Ao lado, minha mãe repousava sobre um sofá, visivelmente cansada e adormecida. Natalia parecia ter envelhecido desde a última vez que a vi, suas olheiras evidentes e roupas simples denotavam o peso do tempo sobre ela. Eu me ergui na cama, a sensação de normalidade tentando me iludir, desejando poder simplesmente dizer à minha mãe que estava acordado.

— Mãe... — murmurei.

Eu achava que me escutaria, mas ela ignorava meus chamados. Talvez estivesse em um sono profundo. Chamei-a várias vezes, mas Natalia não respondia. Ouvi a porta abrir e vi meu pai, que parecia mais velho e menos forte. Kyaku passou por mim, não me notou e foi directo ver minha mãe. Minha avó o seguiu, olhou para mim, mas não nos olhos e depois continou para longe.

— Amor, vamos para casa! — propôs meu pai, delicadamente tocando o braço de minha mãe que despertava naquele instante.

— Pai! — chamei-o, contudo ele não dirigiu seu olhar para mim.

Natalia, com os olhos marejados, evitava o meu olhar, tal como todos os outros. Kyaku me observava com pesar e, com um suspiro, auxiliou minha mãe a se levantar. Insisti em chamar por eles, gritei, mas nenhum deles sequer olhou em minha direcção antes de deixar o quarto.

— Ham?! — exclamei, incrédulo, levantando-me rapidamente para seguir sua trilha. No entanto, tropecei no ímpeto, causando um movimento brusco na cama e terminando no chão. Meus pais voltaram-se para mim, nitidamente surpresos com o barulho, correndo em minha direcção.

— O meu filho! — lamentou Natalia, apavorada ao perceber que havia caído e voltou correndo.

A percepção de finalmente ser notado me trouxe um misto de angústia e desolação. Enquanto os via correr, tentei convencer-me de que tudo não passava de uma paranoia, que nada de estranho estava acontecendo. Porém, essa esperança desvaneceu rapidamente quando percebi que nenhum deles havia me notado. Kyaku foi o primeiro a se aproximar, mas seu corpo simplesmente passou através do meu, seguido pelo da minha mãe e avó. Eu estava tão absorto que não me atrevi a olhar para trás, tomado por um terror e temor indescritíveis.

— O que aconteceu? — indagou a enfermeira, entrando apressadamente no quarto. Ao perceber nossa estranha situação, seu semblante transformou-se em puro terror. — Chame imediatamente o médico de plantão para o quarto 331!

— Como isso pode ser real? — murmurei, assustado, ao contemplar o corpo magro e pálido, conectado a inúmeras máquinas e tubos de soro. Era eu ali, deitado, inerte. O desespero pairava sobre meus pais enquanto observavam meu corpo caído, proibido de levantar para não me machucar.

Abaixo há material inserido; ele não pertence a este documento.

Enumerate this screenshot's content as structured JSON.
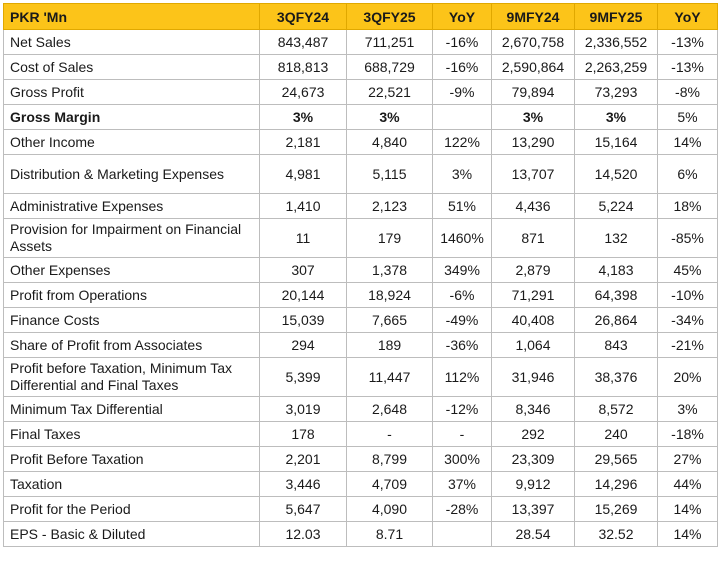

— Como isso aconteceu? — indagou o médico ao entrar no quarto, seguido por outros profissionais que tiveram a mesma reacção de incredulidade.

— Eu não sei... — respondeu a enfermeira, ainda espantada.

— Chame o doutor Marcos — ordenou o médico, com evidente tensão.

Meu corpo foi erguido com cuidado, e pude ter uma visão ampla de mim mesmo: magro, com ferros de união na perna direita, vestido apenas com uma cueca e uma camisa de hospital. Eu não me reconheceria, mas era eu ali, Osni Popov Cadimuena. Sabia que meu corpo estava morrendo e sentia cada toque, cada sensação. Minha família fora levada para fora, e eu não pude segui-los.